Comunicação Não Violenta resgata a humanidade que habita em você

Postado por Ana Paula
22:45 - 18/05/2019

Você já ouviu falar de Comunicação Não Violenta? Esse conceito foi criado pelo psicólogo Marshall Rosenberg e nada mais é do que uma forma de se comunicar capaz de estimular a compaixão e a empatia, coisa rara nos dias de hoje.


Seja pessoalmente ou pela internet, o que se vê com frequência são pessoas agressivas que falam alto, abusam da ironia, interrompem os outros enquanto se exprimem, desgastam psicologicamente as pessoas que o rodeiam, procuram valorizar-se à custa dos outros, tocam as feridas alheias sem dó nem piedade. Quando estão numa posição dominante, essas pessoas tendem a ser autoritárias, frias, intolerantes. Numa posição subordinada, são aqueles contestadores sistemáticos, hostis, rebeldes sem causa.

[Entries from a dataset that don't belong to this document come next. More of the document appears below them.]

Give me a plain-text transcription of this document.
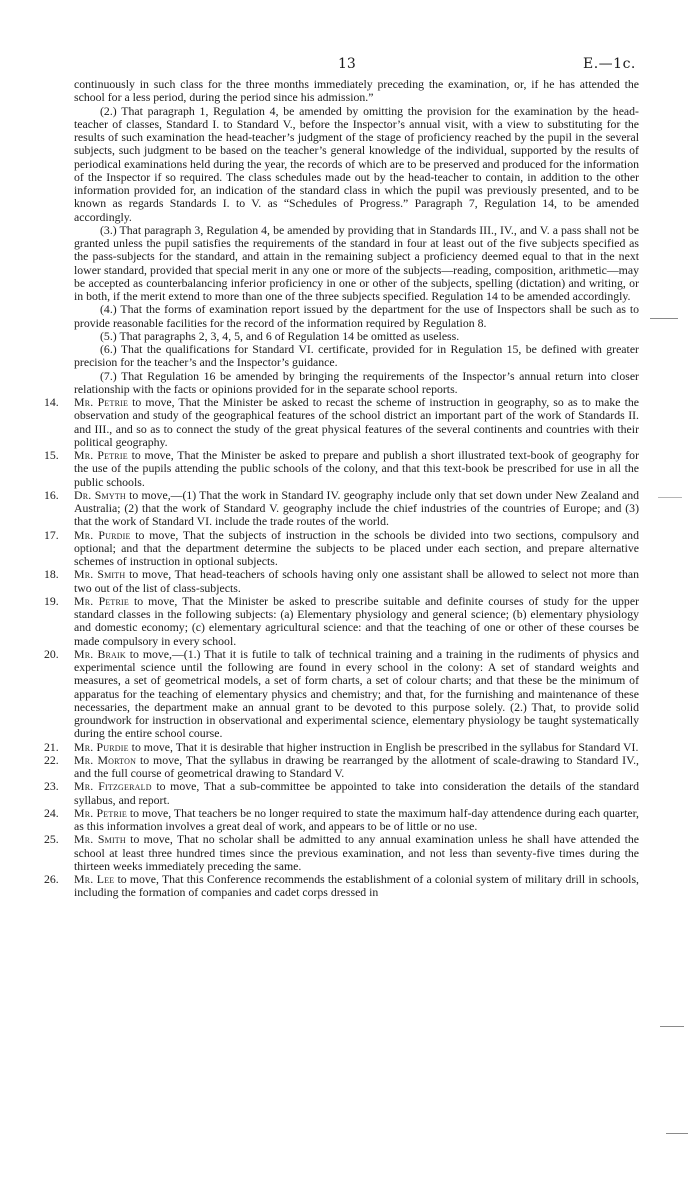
13	E.—1c.

continuously in such class for the three months immediately preceding the examination, or, if he has attended the school for a less period, during the period since his admission.”

(2.) That paragraph 1, Regulation 4, be amended by omitting the provision for the examination by the head-teacher of classes, Standard I. to Standard V., before the Inspector’s annual visit, with a view to substituting for the results of such examination the head-teacher’s judgment of the stage of proficiency reached by the pupil in the several subjects, such judgment to be based on the teacher’s general knowledge of the individual, supported by the results of periodical examinations held during the year, the records of which are to be preserved and produced for the information of the Inspector if so required. The class schedules made out by the head-teacher to contain, in addition to the other information provided for, an indication of the standard class in which the pupil was previously presented, and to be known as regards Standards I. to V. as “Schedules of Progress.” Paragraph 7, Regulation 14, to be amended accordingly.

(3.) That paragraph 3, Regulation 4, be amended by providing that in Standards III., IV., and V. a pass shall not be granted unless the pupil satisfies the requirements of the standard in four at least out of the five subjects specified as the pass-subjects for the standard, and attain in the remaining subject a proficiency deemed equal to that in the next lower standard, provided that special merit in any one or more of the subjects—reading, composition, arithmetic—may be accepted as counterbalancing inferior proficiency in one or other of the subjects, spelling (dictation) and writing, or in both, if the merit extend to more than one of the three subjects specified. Regulation 14 to be amended accordingly.

(4.) That the forms of examination report issued by the department for the use of Inspectors shall be such as to provide reasonable facilities for the record of the information required by Regulation 8.

(5.) That paragraphs 2, 3, 4, 5, and 6 of Regulation 14 be omitted as useless.

(6.) That the qualifications for Standard VI. certificate, provided for in Regulation 15, be defined with greater precision for the teacher’s and the Inspector’s guidance.

(7.) That Regulation 16 be amended by bringing the requirements of the Inspector’s annual return into closer relationship with the facts or opinions provided for in the separate school reports.

14. Mr. Petrie to move, That the Minister be asked to recast the scheme of instruction in geography, so as to make the observation and study of the geographical features of the school district an important part of the work of Standards II. and III., and so as to connect the study of the great physical features of the several continents and countries with their political geography.

15. Mr. Petrie to move, That the Minister be asked to prepare and publish a short illustrated text-book of geography for the use of the pupils attending the public schools of the colony, and that this text-book be prescribed for use in all the public schools.

16. Dr. Smyth to move,—(1) That the work in Standard IV. geography include only that set down under New Zealand and Australia; (2) that the work of Standard V. geography include the chief industries of the countries of Europe; and (3) that the work of Standard VI. include the trade routes of the world.

17. Mr. Purdie to move, That the subjects of instruction in the schools be divided into two sections, compulsory and optional; and that the department determine the subjects to be placed under each section, and prepare alternative schemes of instruction in optional subjects.

18. Mr. Smith to move, That head-teachers of schools having only one assistant shall be allowed to select not more than two out of the list of class-subjects.

19. Mr. Petrie to move, That the Minister be asked to prescribe suitable and definite courses of study for the upper standard classes in the following subjects: (a) Elementary physiology and general science; (b) elementary physiology and domestic economy; (c) elementary agricultural science: and that the teaching of one or other of these courses be made compulsory in every school.

20. Mr. Braik to move,—(1.) That it is futile to talk of technical training and a training in the rudiments of physics and experimental science until the following are found in every school in the colony: A set of standard weights and measures, a set of geometrical models, a set of form charts, a set of colour charts; and that these be the minimum of apparatus for the teaching of elementary physics and chemistry; and that, for the furnishing and maintenance of these necessaries, the department make an annual grant to be devoted to this purpose solely. (2.) That, to provide solid groundwork for instruction in observational and experimental science, elementary physiology be taught systematically during the entire school course.

21. Mr. Purdie to move, That it is desirable that higher instruction in English be prescribed in the syllabus for Standard VI.

22. Mr. Morton to move, That the syllabus in drawing be rearranged by the allotment of scale-drawing to Standard IV., and the full course of geometrical drawing to Standard V.

23. Mr. Fitzgerald to move, That a sub-committee be appointed to take into consideration the details of the standard syllabus, and report.

24. Mr. Petrie to move, That teachers be no longer required to state the maximum half-day attendence during each quarter, as this information involves a great deal of work, and appears to be of little or no use.

25. Mr. Smith to move, That no scholar shall be admitted to any annual examination unless he shall have attended the school at least three hundred times since the previous examination, and not less than seventy-five times during the thirteen weeks immediately preceding the same.

26. Mr. Lee to move, That this Conference recommends the establishment of a colonial system of military drill in schools, including the formation of companies and cadet corps dressed in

Quantos casos acompanhamos no dia a dia em casa, no Banco, nas redes sociais? Donos da verdade e juízes implacáveis sempre lá acusando, expondo, impondo. O problema não está no conteúdo, mas na forma. E muita gente passa a vida inteira se comunicando assim sem se dar conta. Trata-se de uma linguagem habitual, enraizada a partir de uma formação moral que busca dominar e convencer. E não se conectar e se relacionar. Por consequência, acabam não estabelecendo relações significativas e íntimas e colecionam ressentimentos, raiva e frustração.

 

Mas ninguém nasce com essas estratégias violentas. Elas são aprendidas, ensinadas e apoiadas. E pode ter certeza de que não sente prazer quem está em constante atrito com os outros. No fundo, por trás destes comportamentos, há uma dor muito grande que a pessoa tenta mascarar.

 

Então, se você está disposto a mudar a sua forma de comunicação, comece avaliando as suas ações e reações. Tomar consciência das emoções que geram desconforto e das necessidades secretas que não estão sendo atendidas é o primeiro passo.

 

Em seguida, firme um acordo que viabilize a convivência futura. Veja se você consegue acolher as necessidades do outro, exercitar a capacidade de se expressar sem julgamentos e parar com essa mania de ouvir as opiniões não para compreendê-las, mas apenas para rebatê-las, como se fosse um duelo sem fim pela falsa sensação de soberania. Mantenha-se compassivo. Permita-se conectar com as pessoas, mesmo em situações críticas. Escolha agir com amor.

 

Ao invés de acusar o outro por atos com os quais você não concorda, que tal dizer como você se sente diante deles? Por exemplo: "Fulano, você é um irresponsável, só chega atrasado nas reuniões". Nesse caso, você poderia dizer: "Fulano, quando você chega atrasado nas reuniões eu me sinto desrespeitado". Ao contrário do julgamento que cria uma reação defensiva e cheia de culpa, o comentário descritivo tem o efeito de aproximar as pessoas porque não taxa alguém num adjetivo. Além disso, dialogar a partir de um sentimento desarma uma contra-reação hostil. Ou seja, não se trata de calar diante de ofensas ou agressões, mas de usar uma comunicação honesta e transparente, focada nos sentimentos, na humanidade.

 

O segundo passo é falar da sua necessidade de forma clara e específica. Fale o que você quer e não aquilo que não quer. No exemplo do colega atrasado, ao invés de dizer: “eu não admito mais que você se atrase!”, por que não falar “é muito importante pra mim que você esteja presente nas reuniões e eu gostaria que nós firmássemos um compromisso de você sempre chegar 5 minutos antes a partir de hoje. Você poderia fazer esse esforço?”.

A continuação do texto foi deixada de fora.